In commercial installations of colossal size and weight, such as the Tod Engine in the Youngstown, Ohio steel rolling plant , reducing the less "productive" mass near the axle eases the bearing load, but at what loss to the energy storage of the system?

In model engines appearance counts as much as function, and barbell weights win no prizes. :)

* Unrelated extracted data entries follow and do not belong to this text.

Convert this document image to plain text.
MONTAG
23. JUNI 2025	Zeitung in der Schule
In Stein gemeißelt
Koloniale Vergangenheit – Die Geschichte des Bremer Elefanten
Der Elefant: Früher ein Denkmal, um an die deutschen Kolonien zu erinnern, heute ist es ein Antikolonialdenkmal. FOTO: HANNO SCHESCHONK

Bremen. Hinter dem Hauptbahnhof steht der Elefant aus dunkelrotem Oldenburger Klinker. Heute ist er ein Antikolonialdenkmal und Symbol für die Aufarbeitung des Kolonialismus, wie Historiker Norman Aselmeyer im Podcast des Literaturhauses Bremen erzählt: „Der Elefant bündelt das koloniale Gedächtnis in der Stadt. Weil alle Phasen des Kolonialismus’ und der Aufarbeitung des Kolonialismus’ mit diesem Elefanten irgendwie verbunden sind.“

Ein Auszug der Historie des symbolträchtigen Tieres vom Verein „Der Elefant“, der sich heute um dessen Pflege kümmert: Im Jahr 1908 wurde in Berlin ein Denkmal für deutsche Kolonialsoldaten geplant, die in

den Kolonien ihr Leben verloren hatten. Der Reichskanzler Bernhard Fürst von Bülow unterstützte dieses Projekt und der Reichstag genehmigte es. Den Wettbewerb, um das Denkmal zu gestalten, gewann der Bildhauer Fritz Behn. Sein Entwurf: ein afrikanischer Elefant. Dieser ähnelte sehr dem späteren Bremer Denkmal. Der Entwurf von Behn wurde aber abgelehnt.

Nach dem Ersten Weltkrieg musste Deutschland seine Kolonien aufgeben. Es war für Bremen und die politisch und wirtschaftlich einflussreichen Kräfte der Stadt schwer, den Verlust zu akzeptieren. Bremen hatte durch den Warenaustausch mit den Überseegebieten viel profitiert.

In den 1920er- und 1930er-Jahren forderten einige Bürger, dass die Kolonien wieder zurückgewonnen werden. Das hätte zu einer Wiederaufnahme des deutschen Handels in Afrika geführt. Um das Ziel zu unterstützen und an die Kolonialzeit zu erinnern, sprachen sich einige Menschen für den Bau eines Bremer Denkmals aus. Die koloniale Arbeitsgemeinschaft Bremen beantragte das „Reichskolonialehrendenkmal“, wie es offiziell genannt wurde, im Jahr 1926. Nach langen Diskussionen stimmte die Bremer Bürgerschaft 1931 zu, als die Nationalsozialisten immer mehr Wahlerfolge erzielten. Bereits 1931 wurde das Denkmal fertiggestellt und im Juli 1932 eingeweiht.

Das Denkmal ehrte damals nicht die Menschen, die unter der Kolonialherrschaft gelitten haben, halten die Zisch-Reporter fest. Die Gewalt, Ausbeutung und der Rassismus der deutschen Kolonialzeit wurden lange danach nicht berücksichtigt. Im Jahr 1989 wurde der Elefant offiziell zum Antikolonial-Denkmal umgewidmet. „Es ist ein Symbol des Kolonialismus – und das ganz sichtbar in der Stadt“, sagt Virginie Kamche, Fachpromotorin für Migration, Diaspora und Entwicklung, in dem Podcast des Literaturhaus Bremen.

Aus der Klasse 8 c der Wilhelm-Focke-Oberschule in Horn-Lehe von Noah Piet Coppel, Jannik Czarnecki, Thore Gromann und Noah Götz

Sorry to send you back to your freshman Mechanics texts, but if you have any questions on Photographic Engineering, perhaps I can be of help.

Thanks,
Larry
 
It is really only the outer rim of the flywheel on an engine that does the work. If you could build a flywheel with a hub area for mounting it on the shaft, and the last 1/2" of the outer rim, you wouldn't even really need the thinned out web section. Of course that's not really possible, so you thin down the web area as much as you can, because the mass in the web area isn't really doing anything to help the engine run. A double acting steam engine is always under power, going either direction---except---at top dead center and at bottom dead center where there is a "dead spot". The inertia of the flywheel rotates the engine thru these momentary "dead spots". On a single acting steam engine or on a 2 cycle engine, the flywheel inertia keeps the crankshaft turning thru 180 degrees of the complete circle where the engine is not "under power". On a 4 cycle i.c. engine, it gets even worse, the flywheel has to actually rotate the crankshaft thru a full 360 degrees before another "power stroke". Hope that answers your question, without going into the physics of flywheel design.---Brian
 
Tomorrow I start making cylinders. These cylinders are a bit different, because there is no profiling on the outside. They are rectangular, but there is a lot going on inside. I have made the tapped mounting holes in the underside in exactly the same position as the tapped mounting holes in the topside where the steam-chest bolts on. Two ends are tapped for cylinder end-caps, and two remaining sides are blank. (Except for the exhaust exit hole).